Luna Park

Phil Thompson

ISSUE NO. 3 • GOOD-BYE TO ALL THAT

I’m saying goodbye to a part of my life and a place. I will probably have to say goodbye to other parts of my life and other places in the future but I really don’t want to.

I enjoyed shopping and sought out ways to prolong my time in the supermarket. I think it was the anonymity. And the purposefulness. I stalked through the dimly lit shelves of alcohol and selected a six-pack: something dark today, something called Luna Park from Byzantium Brewery in Anna Cortes, I’d never heard of it. The packaging depicted a stylized crescent moon between the tips of dark pine trees, faintly lit by a glowing lantern at the bottom of the case. That was first in the cart. Then several boules of sourdough, a jar of green olives, a block of gouda, spicy mustard, red peppers, Guinness-battered brats, coffee concentrate (I liked the shape of the bottle), a Jamaican rub, chicken breasts, pre-cooked garlic bread, eight ounces of tri-tip, pears, potatoes. And in the miscellaneous aisles, birthday candles. All for me. Except for the candles. But you never know.

As I was checking out, I noticed a woman in the line in front of me. Middle-aged, wearing athletic pants and a pastel yellow fleece sweater. She was really nice to the tired-looking man at the register. Judging by the amount in her cart, she was shopping for a family. A movie was playing on cable that night that I wanted to watch, but I didn’t have any other errands and I didn’t want to go home, because I knew I would succumb to one of those depressing early-evening naps, so I waited until she pulled out of the parking lot and followed her. I liked to see where the families lived.

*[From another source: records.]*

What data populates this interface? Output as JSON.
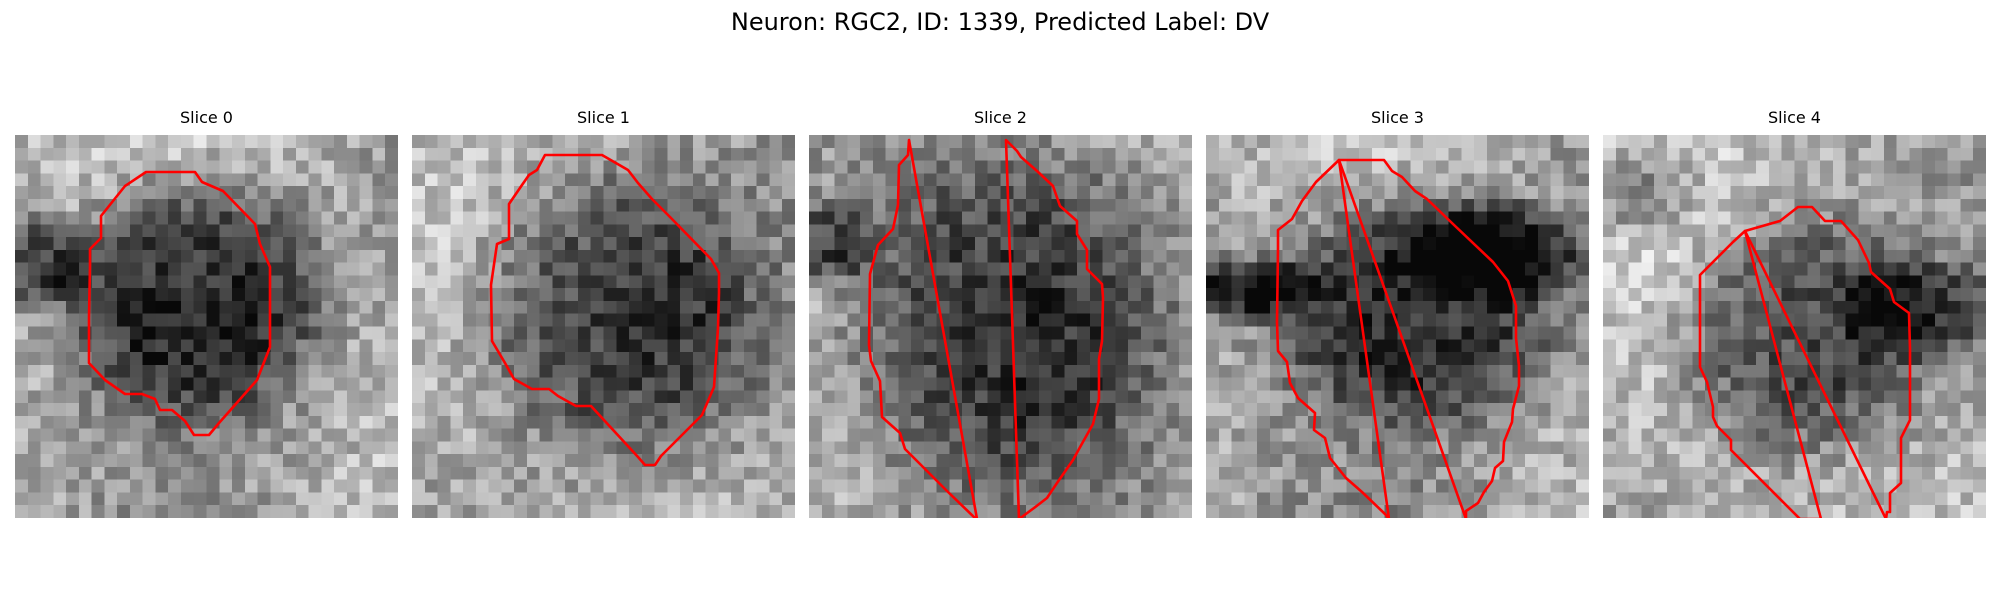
{
  "figure": {
    "title": "Neuron: RGC2, ID: 1339, Predicted Label: DV"
  },
  "slices": [
    {
      "title": "Slice 0"
    },
    {
      "title": "Slice 1"
    },
    {
      "title": "Slice 2"
    },
    {
      "title": "Slice 3"
    },
    {
      "title": "Slice 4"
    }
  ],
  "colors": {
    "contour": "#ff0000",
    "background": "#ffffff"
  }
}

She drove across the bridge into an upscale neighborhood where the street forked into two one-ways separated by a grassy, tree-lined esplanade. I used to know some people who lived in this area, but they had all moved away a long time ago. The light of the sun, dipping below the ridge which we’d driven up, sunk like arrows into the strong brown tree trunks. Its orange tinge turned gold against the drab brick houses of the block, and the windows with the closed curtains flashed like wet eyes. A sliver of frigid moon could be glimpsed between the treetops.

A kid ran in front of my car. I didn’t need to brake – he was far enough down the block, and ran back after retrieving his ball – but I felt a lump form in my throat and I pounded the top of the wheel with my hands and cursed into the roof. I curled around the first break in the median and rattled home. I got home, drank all the beer, and went to sleep before midnight, dreaming of a gigantic purple shape that crushed the city into powder. Woke up to no good news.